Turnout huge for annual bonfire

Samuel Sutton

The cross country team carries their torches in the torchlight parade, an event part of Homecoming week, starting on Comanche Trail by the Daniel building, Oct. 29. Photo by Rachel Johnson
The cross country team carries torches in the torchlight parade, an event part of Homecoming week, starting on Comanche Trail by the Daniel Building, Oct. 29. Photo by Rachel Johnson

Fire, tradition, and school spirit – just some of the highlights of the Homecoming bonfire. The turnout was huge, just like Kevin Bazner, the assistant director of Student Development and Orientation, predicted.

“Since there are more people living on campus this year, I think we will have a much larger turnout than previous years,” Bazner predicted before the event.  Bazner predicted more than 1,000 students would attend.

To cover the large crowds, Student Development and Orientation bought 700 shirts, and more than 800 tiki torches, which costed about $2,000. The stage costed $500, and the pallets were donated by Pallet Outlet Inc.

The bonfire platform was built smaller than previous years so students could could enjoy a safe and fun traditional event.

“We wanted to create a manageable size that’s safe and enjoyable for all students in attendance,” Matthew Park, dean of students, said.

The size of the bonfire was a little upsetting to some students at the beginning of the event.

“It seems a little small. I hope it doesn’t cause the fire to be small because that’s always the best part,” Adam Sutton, business finance sophomore, said. “I have gone to every bonfire since I’ve been here, and I haven’t been disappointed. I will definitely come back next year.”

Robert Lukeman, computer science junior, said, “I thought it would be a little bigger. I’m sort of a pyromaniac, so I hope its big.”

The fire turned out to be bigger than they thought it would be.

Lukeman said, “It was awesome, man. The fire was huge. I had to get out of the way a few times to avoid shards of fire.”

Ian Glasgow, computer science sophomore, said, “the fire was crazy. It was much bigger, and much better than last year’s fire.”

Tradition was a primary reason that students, all 1,300 of them, came out to see the bonfire.

Jordan Phillips, a radiology freshman, said,”I had to come out and show some school spirit. I wanted to see this big traditional event that everyone talked about.”

Glasgow said, “I want to be a part of the tradition and spirit of the campus before I have to graduate.”

The one thing that students complained about was the gasoline smell.

“It was really strong.
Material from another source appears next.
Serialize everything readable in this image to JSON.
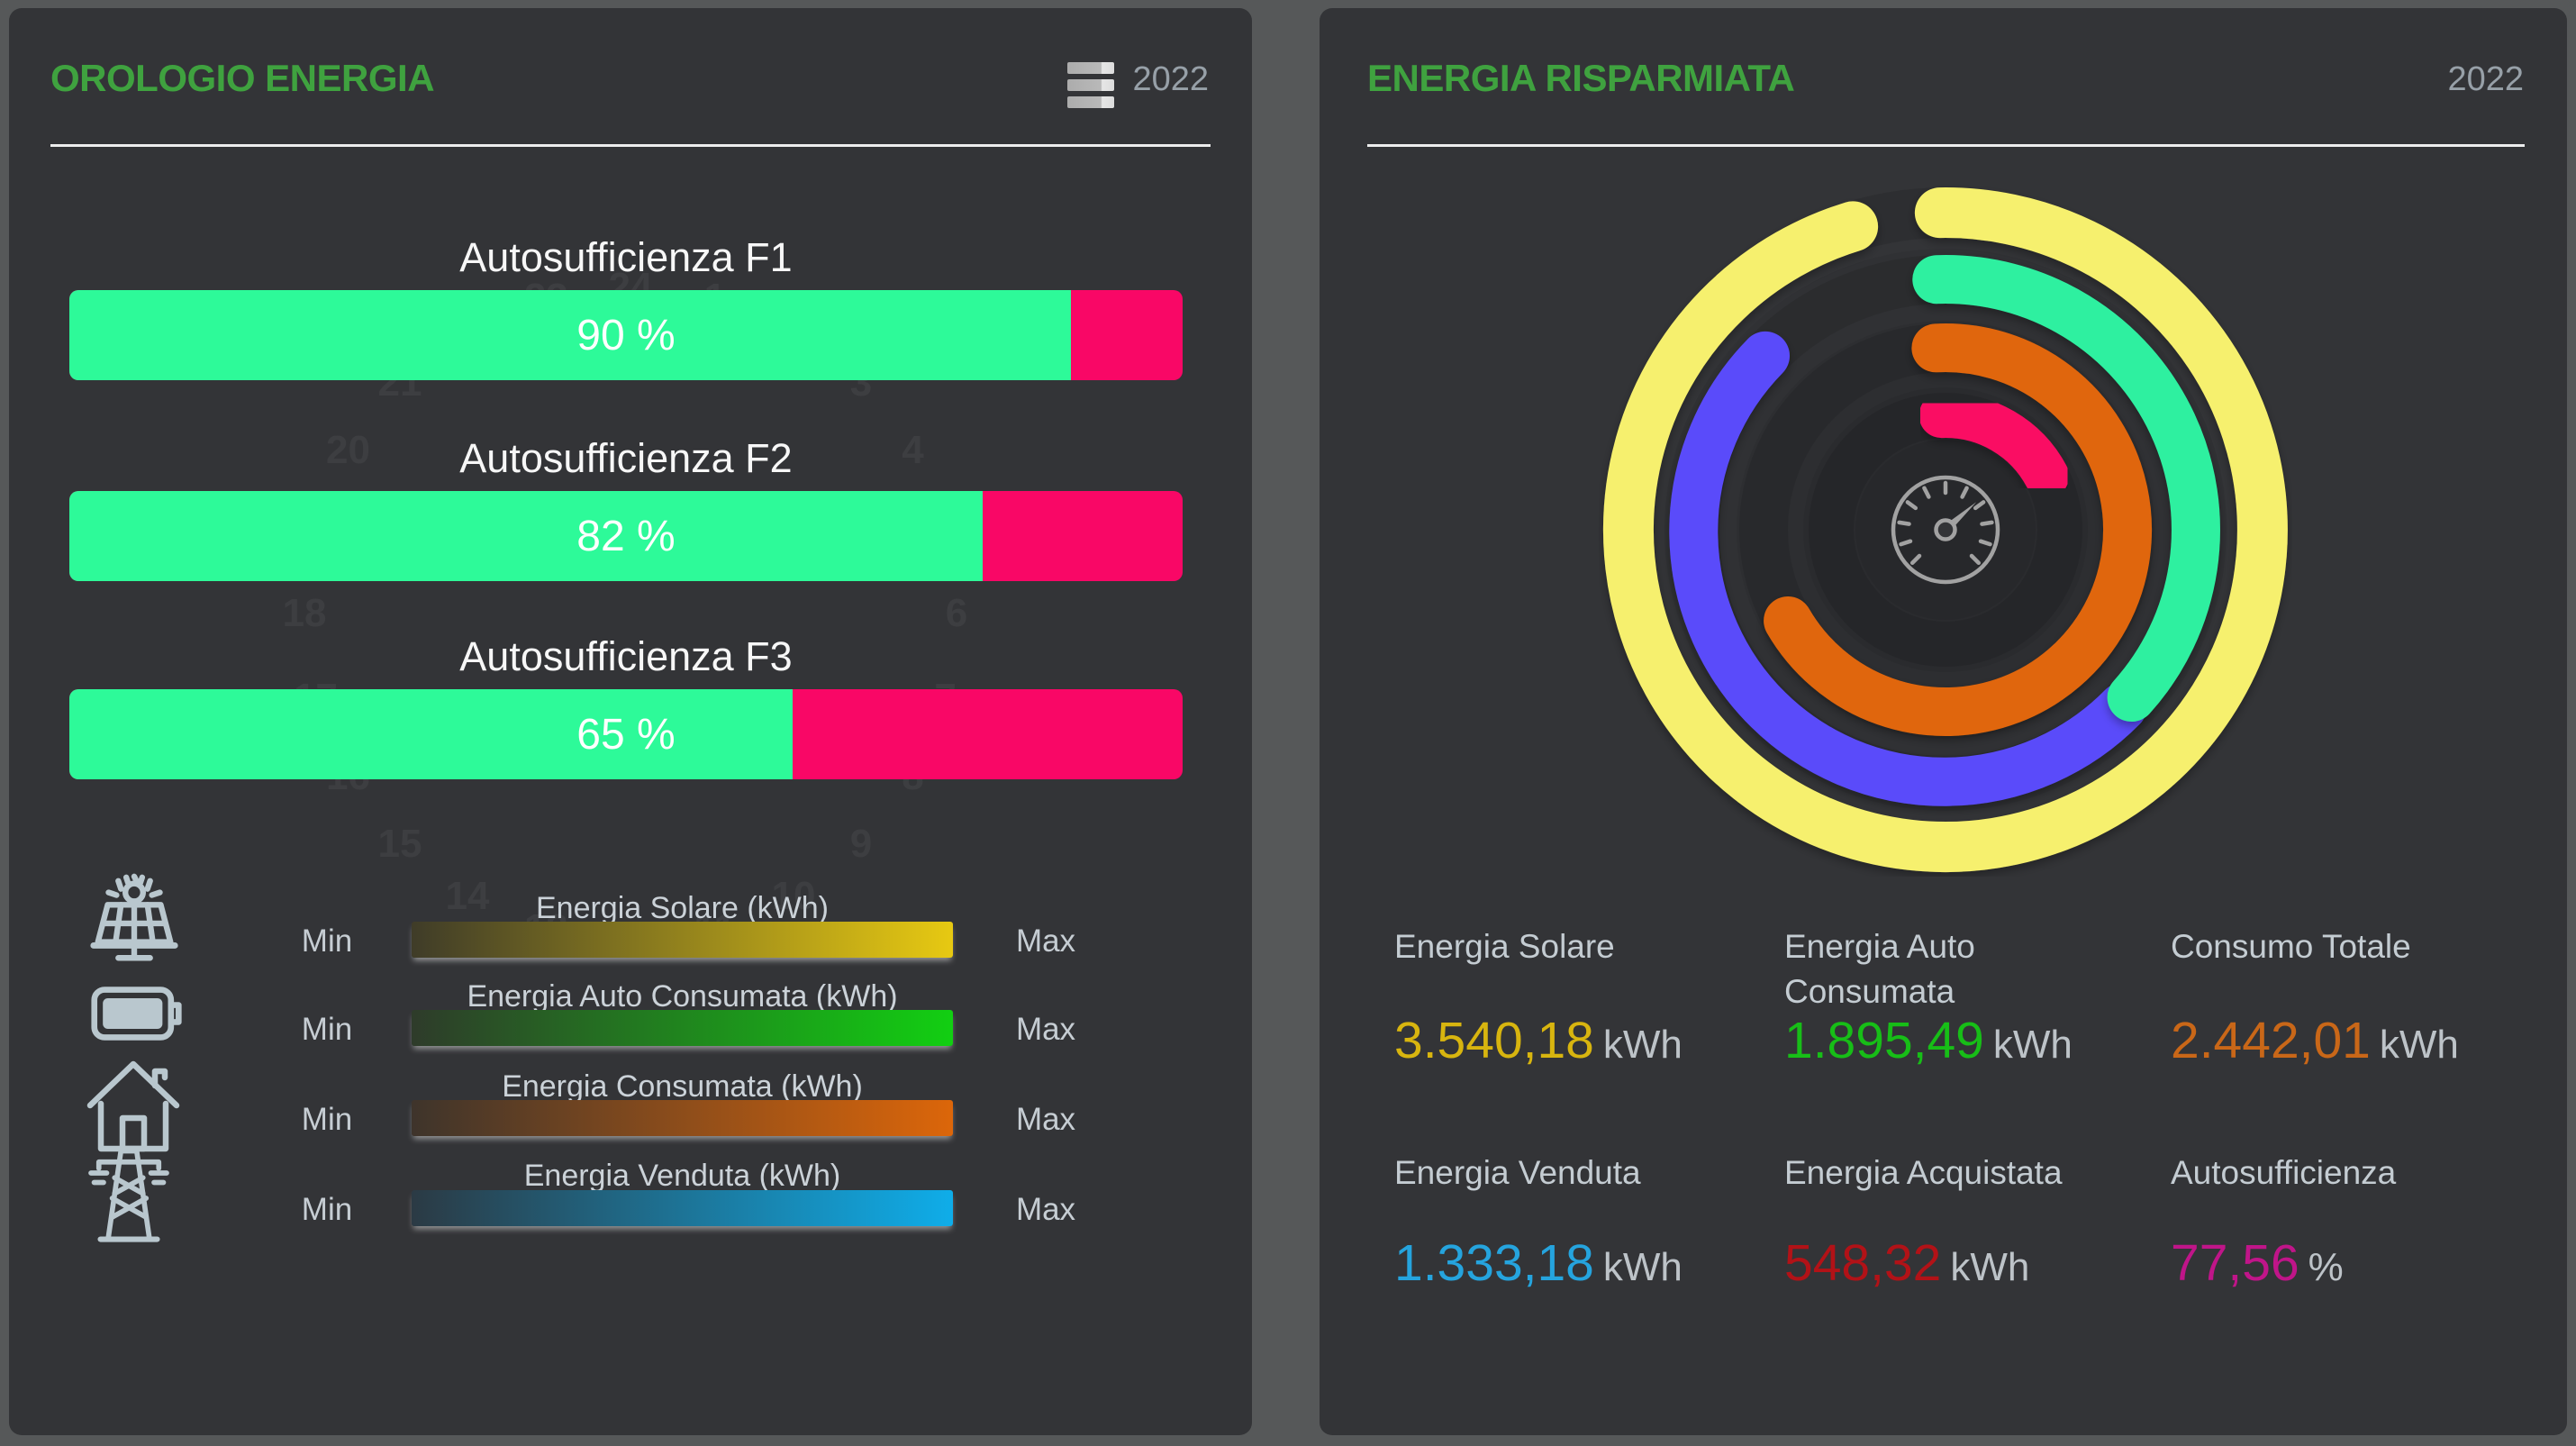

I had to turn my head and cover my face a few times so I wouldn’t smell it,” Becca Rhone, special education junior, said.

Lindsey Johnson, a senior in general business, said, “I loved the event, I loved the fire, but I did not love the smell. I still watched it, but I had to suffer through a headache the whole time.”

The police set up the grounds on Wednesday, blocking the parking spaces for the pallets and the sand.

Park said, “they didn’t block off the whole lot until the day of the event because they didn’t want to inconvenience students. They only blocked off a part of it.”

The bonfire took about 10 hours to set up.

“We spent two hours laying the 25 tons of sand that covered 40 feet long and 20 feet wide. Then we took four hours putting together the pallets. The clean-up will take four more hours tomorrow,” Armando Muniz, the ground maintenance superintendent, said. “It’s definitely worth it. The students are always excited to see the fire.”